It defined a relation as "any set of points on the Cartesian plane". Wait, what? Set, sure, but why points, and why plane, and why does the plane have to be Cartesian?
Then I went to my college textbook, which defined it as a "property shared by two objects", and and that a relation between sets X and Y is a subset of the Cartesian product of sets X and Y, which sounds like a very roundabout way of saying that it's a set of pairs, where one element is from X and the other from Y, but fine, I get it. Descartes is invoked in both definitions, not sure if it has any significance. Why pairs, though? Later it mentions relational databases as a practical applications of relations, where the relation is something two tables have in common that you would make a join on.
Of course, then I went to the actual database textbook, which instead says that it's the tables themselves that are the relations, defining a relation as a set of n-tuples rather than a set of pairs. Does this madness ever end?
Wikipedia to the rescue! The disambiguation page for Relation[2] explains that there are finitary relations, of which binary relations is a special case. This is clearly what the first two textbooks are talking about. Would it have killed them to have called it a "binary relation" when defining it?

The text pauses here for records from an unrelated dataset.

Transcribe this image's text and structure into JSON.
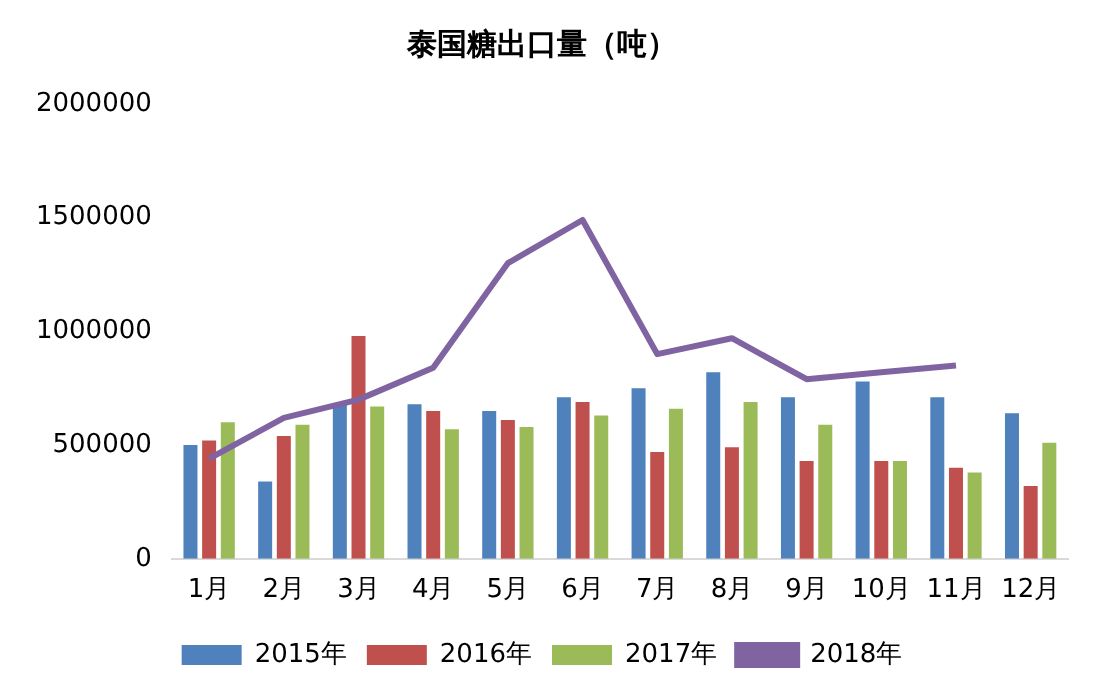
{
  "chart_data": {
    "type": "bar",
    "title": "泰国糖出口量（吨）",
    "categories": [
      "1月",
      "2月",
      "3月",
      "4月",
      "5月",
      "6月",
      "7月",
      "8月",
      "9月",
      "10月",
      "11月",
      "12月"
    ],
    "series": [
      {
        "name": "2015年",
        "color": "#4f81bd",
        "values": [
          500000,
          340000,
          680000,
          680000,
          650000,
          710000,
          750000,
          820000,
          710000,
          780000,
          710000,
          640000
        ]
      },
      {
        "name": "2016年",
        "color": "#c0504d",
        "values": [
          520000,
          540000,
          980000,
          650000,
          610000,
          690000,
          470000,
          490000,
          430000,
          430000,
          400000,
          320000
        ]
      },
      {
        "name": "2017年",
        "color": "#9bbb59",
        "values": [
          600000,
          590000,
          670000,
          570000,
          580000,
          630000,
          660000,
          690000,
          590000,
          430000,
          380000,
          510000
        ]
      },
      {
        "name": "2018年",
        "type": "line",
        "color": "#8064a2",
        "values": [
          440000,
          620000,
          700000,
          840000,
          1300000,
          1490000,
          900000,
          970000,
          790000,
          820000,
          850000,
          null
        ]
      }
    ],
    "ylim": [
      0,
      2000000
    ],
    "yticks": [
      0,
      500000,
      1000000,
      1500000,
      2000000
    ],
    "grid": false,
    "legend": "bottom",
    "marker": "none"
  }
}
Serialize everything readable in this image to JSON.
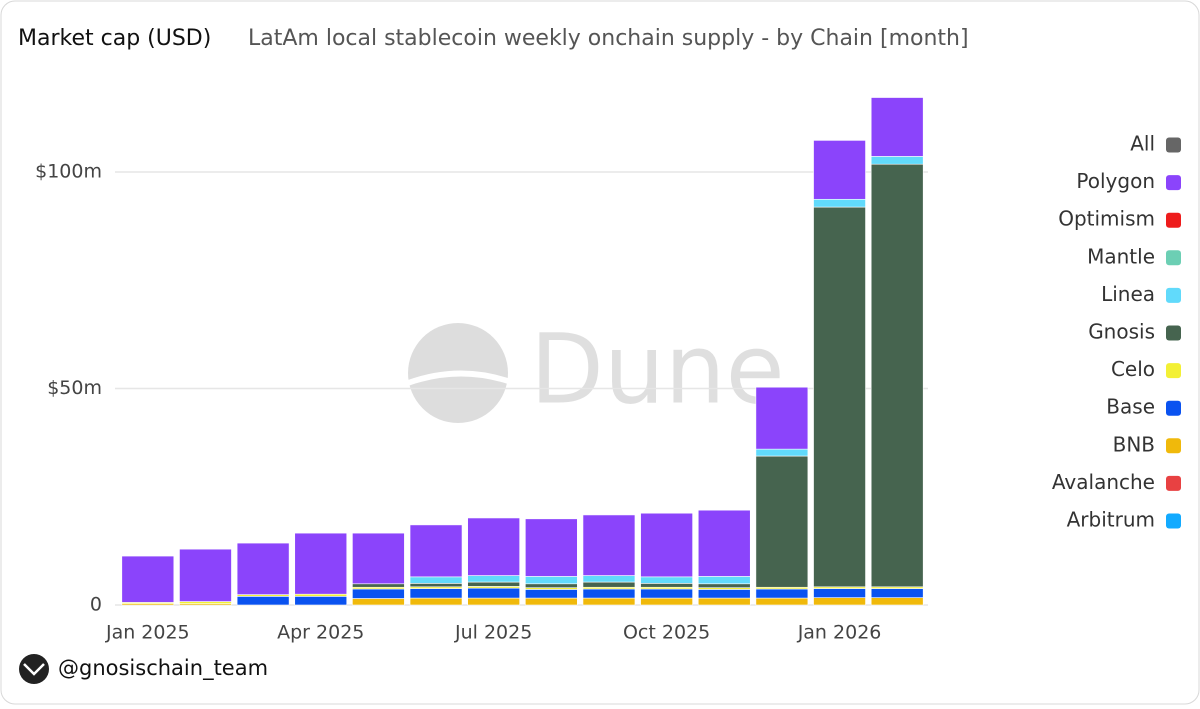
{
  "chart_data": {
    "type": "stacked-bar",
    "title": "Market cap (USD)",
    "subtitle": "LatAm local stablecoin weekly onchain supply - by Chain [month]",
    "categories": [
      "Jan 2025",
      null,
      null,
      "Apr 2025",
      null,
      null,
      "Jul 2025",
      null,
      null,
      "Oct 2025",
      null,
      null,
      "Jan 2026",
      null
    ],
    "ylim": [
      0,
      120
    ],
    "yticks": [
      0,
      {
        "value": 50,
        "label": "$50m"
      },
      {
        "value": 100,
        "label": "$100m"
      }
    ],
    "grid": true,
    "legend": "right",
    "series": [
      {
        "name": "All",
        "color": "#666666",
        "values": [
          0,
          0,
          0,
          0,
          0,
          0,
          0,
          0,
          0,
          0,
          0,
          0,
          0,
          0
        ]
      },
      {
        "name": "Polygon",
        "color": "#8b44fb",
        "values": [
          10.7,
          12.1,
          11.9,
          14.1,
          11.7,
          12.0,
          13.3,
          13.3,
          14.0,
          14.7,
          15.3,
          14.3,
          13.6,
          13.6
        ]
      },
      {
        "name": "Optimism",
        "color": "#ee1c1c",
        "values": [
          0,
          0,
          0,
          0,
          0,
          0,
          0,
          0,
          0,
          0,
          0,
          0,
          0,
          0
        ]
      },
      {
        "name": "Mantle",
        "color": "#6ccfb4",
        "values": [
          0,
          0,
          0,
          0,
          0,
          0,
          0,
          0,
          0,
          0,
          0,
          0,
          0,
          0
        ]
      },
      {
        "name": "Linea",
        "color": "#61dafb",
        "values": [
          0,
          0,
          0,
          0,
          0,
          1.5,
          1.5,
          1.7,
          1.5,
          1.5,
          1.7,
          1.6,
          1.8,
          1.8
        ]
      },
      {
        "name": "Gnosis",
        "color": "#46644f",
        "values": [
          0,
          0,
          0,
          0,
          0.8,
          0.8,
          1.0,
          0.9,
          1.2,
          0.9,
          0.9,
          30.3,
          87.7,
          97.6
        ]
      },
      {
        "name": "Celo",
        "color": "#f3f035",
        "values": [
          0.3,
          0.5,
          0.4,
          0.5,
          0.4,
          0.4,
          0.4,
          0.4,
          0.4,
          0.4,
          0.4,
          0.4,
          0.4,
          0.4
        ]
      },
      {
        "name": "Base",
        "color": "#0a52f0",
        "values": [
          0,
          0,
          2.0,
          2.0,
          2.2,
          2.2,
          2.3,
          2.0,
          2.1,
          2.1,
          2.0,
          2.1,
          2.1,
          2.1
        ]
      },
      {
        "name": "BNB",
        "color": "#f0b90b",
        "values": [
          0.3,
          0.3,
          0,
          0,
          1.5,
          1.6,
          1.6,
          1.6,
          1.6,
          1.6,
          1.6,
          1.6,
          1.7,
          1.7
        ]
      },
      {
        "name": "Avalanche",
        "color": "#e84142",
        "values": [
          0,
          0,
          0,
          0,
          0,
          0,
          0,
          0,
          0,
          0,
          0,
          0,
          0,
          0
        ]
      },
      {
        "name": "Arbitrum",
        "color": "#12aaff",
        "values": [
          0,
          0,
          0,
          0,
          0,
          0,
          0,
          0,
          0,
          0,
          0,
          0,
          0,
          0
        ]
      }
    ]
  },
  "watermark": "Dune",
  "footer": "@gnosischain_team"
}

This is what I mean by overly narrow definitions. You could also say that they are appropriately scoped definitions with overly broad names.
This isn't the first time I have this problem. All the way back in first grade I was sternly told by the teacher that you simply cannot subtract a larger number from a smaller one. Being a rather naughty child I got hold of my father's desk calculator to see if entering a problem like that would break it. When it didn't I confronted the teacher who just blew me off. I guess it's hard to explain to a first grader that "the subtraction of a larger number from a smaller is not defined for natural numbers", but at the very least she could have said "that's a negative number, we'll deal with that next semester". I consider this general problem to be my mathematical nemesis.
It's not that I don't understand the reason why teachers and textbook authors do this. I think conventional maths education is optimised for maximum utility regardless of what level you get off on, not the fastest path to a maths Ph.D. Graduating from elementary school to go work in the coal mine or cotton mill knowing only esoteric set theory just isn't very helpful. But do you need to know any maths for that? Or now that most of us stopped sending children to mines and mills and rather want them to become Silicon Valley wiz kids, maybe that's what we need to start optimising for.
In my case I know exactly the level I want to get off on. Not Ph.D., but at least to have a passable grip on the things relevant as a software developer. So I wonder if there's a more optimised way than conventional education. Maybe create a dependency graph of mathematical concepts, pick what I want to learn and then do a topological sort to get the order of prerequisites?